Son günlerde, her nedense, TV kanallarında UFO programları yayınlamak, moda oldu. Medyamız, reyting yapacak konuları çok iyi bilir, üzerine atlar ve hemen kullanır. Reyting kaygısıyla, güncel bir konu durumuna getirilen UFO’lar üzerinde yapılan bilimsellikten uzak spekülasyonları en azından etkisizleştirmek, konuya sağlıklı yaklaşımları bulmak ve kamuoyunu doğru bilgilendirmek de ayrı bir görev olarak topluma saygılı ve sorumlu medya kuruluşlarının önünde duruyor.
Tüm dünyada insanları ilgilendiren ve yıllardır varlığı/yokluğu üzerine yapılan tartışmaların 1950’lerden beri sürdüğü UFO’lar konusunda, hâlâ netleşmiş bir bilgi yok.
UFO’lar; insanların en azından elli yıldır gündemde tuttukları önemini yitirmeyen bir konu olarak önümüzde duruyor. İnsanoğlunun evrenin gizemini çözme isteği ve bu konuda ürettiği fantezileri dizginlemek olanaksız.
Ben de bu konuya gösterdiğim ilgi nedeniyle, kısa bir araştırma yapıp kendi fikirlerimi sizlerle paylaşma gereği duydum. Hatta daha da ileri giderek, İTÜ Uzay Mühendisliği bölüm başkanı Prof. Dr. Alim Rüştem Aslan’ı aradım. Rüştem beyle bu konuda bir program yapmak istediğimi ve kendisiyle birlikte UFO’ ların var olduğuna inanan Haktan Akdoğan’ı da programıma konuk etmeyi düşündüğümü söyledim. İlerleyen zamanlarda, bu programı gerçekleştirmeyi planlıyorum.
Bu haftaki yazımda UFO’ların varlığı/yokluğu konusunu seçmemin nedeni; UFO’lar ile ilgili yaptığım araştırmayı ve edindiğim bilgileri sizlerle yorumlayarak, ileride yapmayı düşündüğüm programıma zenginlik katması ve sizlerin bu konudaki düşüncelerinizi almak içindir.

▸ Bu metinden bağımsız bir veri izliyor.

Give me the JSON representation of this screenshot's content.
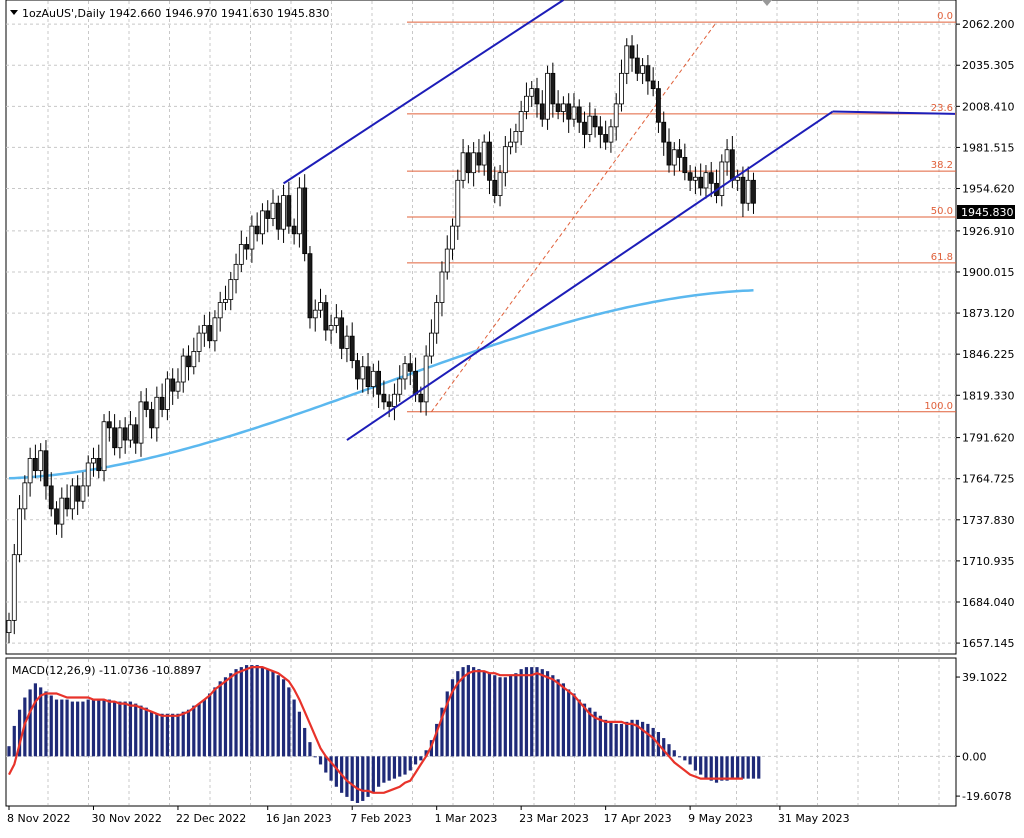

Çeşitli kaynaklardan edindiğim bilgilere göre; evrende milyarlarca gökada var, bu gökadaların her biri Güneş’imizin benzeri yüzlerce milyar yıldızdan oluşuyor. Yıldızların bazılarının etrafında gezegenleri olmalıdır ki, bu gezegenler de birer, birer keşfediliyorlar. Başka güneşlerin çevrelerinde dolanmakta oldukları keşfedilen gezegenlerin sayısı daha şimdiden üç yüzü geçmiş bulunuyor.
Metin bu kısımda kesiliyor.